Starting up a new small business is an incredibly exciting time. It will be the beginning of a new period in your life and will be as a result of a great deal of research, planning and organising what you are going to sell or the services you are going to offer.

Taking those first steps in business are a whirlwind of events; sourcing office accommodation, marketing, employing staff and organising elements such as a website and social media in the lead-up to the big day; the launch.

In and among all the jobs which need doing, to get you off and running, is a particular area that is sometimes glossed over in the early days of business; finding an accountant. Many people across the UK make the mistake of entering business without one and then when it comes to filing a tax return at the end of their first financial year realise that they have issues which an accountant would have taken in their stride..

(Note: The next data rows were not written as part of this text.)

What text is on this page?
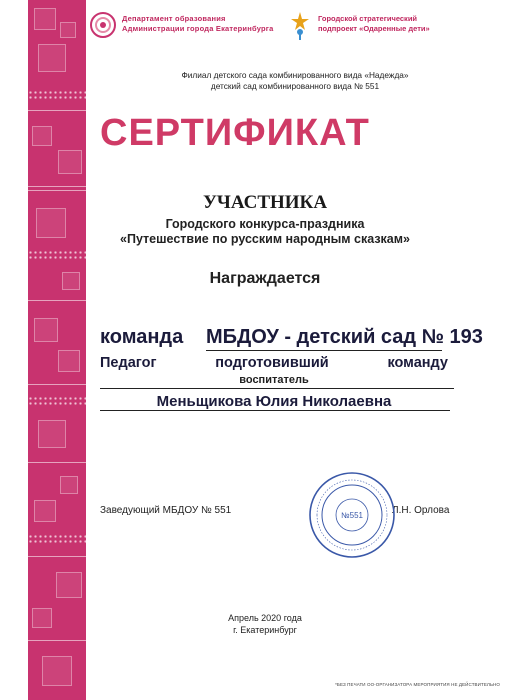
Департамент образования
Администрации города Екатеринбурга
Городской стратегический
подпроект «Одаренные дети»
Филиал детского сада комбинированного вида «Надежда»
детский сад комбинированного вида № 551
СЕРТИФИКАТ
УЧАСТНИКА
Городского конкурса-праздника
«Путешествие по русским народным сказкам»
Награждается
команда МБДОУ - детский сад № 193
Педагог	подготовивший	команду
воспитатель
Меньщикова Юлия Николаевна
Заведующий МБДОУ № 551	Л.Н. Орлова
№551
Апрель 2020 года
г. Екатеринбург
*БЕЗ ПЕЧАТИ ОО-ОРГАНИЗАТОРА МЕРОПРИЯТИЯ НЕ ДЕЙСТВИТЕЛЬНО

Who to use to safeguard your financial management

Choosing an accountant is a fairly straightforward job, but is one that needs to be carried out with your own needs firmly at the forefront of the selection process. Some accounts now operate online while others prefer face-to-face communication.

It’s vital that you check out the qualifications of any accountant you want to work with, as there are a limited number of accredited qualifications that are accepted within the industry and, if they can’t provide evidence of these certifications, walk away and look elsewhere. Accountants should be qualified through the Chartered Institute of Management Accountants (CIMA), the Institute of Chartered Accountants (either ICAEW or ICAS) or the Association of Chartered Certified Accountants (ACCA). These organisations guarantee that their members are fully qualified to operate as accountants and, if for any reason there is an instance of bad practice, you have some protection, as members are held accountable for their actions.

What do you need and what do they cost

The accountancy needs of every business differ. From the completion of a straight forward tax return to handling the set-up of the company and being involved in major financial matters. It’s important to think at the outset about how you think the role of your accountant will evolve. The way to do this is through talking to those who are qualified and you feel you can build a working relationship with.

It’s also good financial management to find out the scale of fees that will be charged for their services, as factoring in the cost of an accountant is as important as budgeting for other areas.
Make the most of your dealings with your accountant. Talk to them and ask for guidance. If you aren’t sure on any financial matter that is either new to you or is one that you need guidance on before it possibly escalates into something that could be a challenge.

A good accountant will be there for you when you need them, whether it’s for a small number of tasks each year or a more thorough hands-on role. Find one who fits in with the ethos of your new company and you’ll be sure to enjoy a long, fruitful relationship that stretches into the years to come.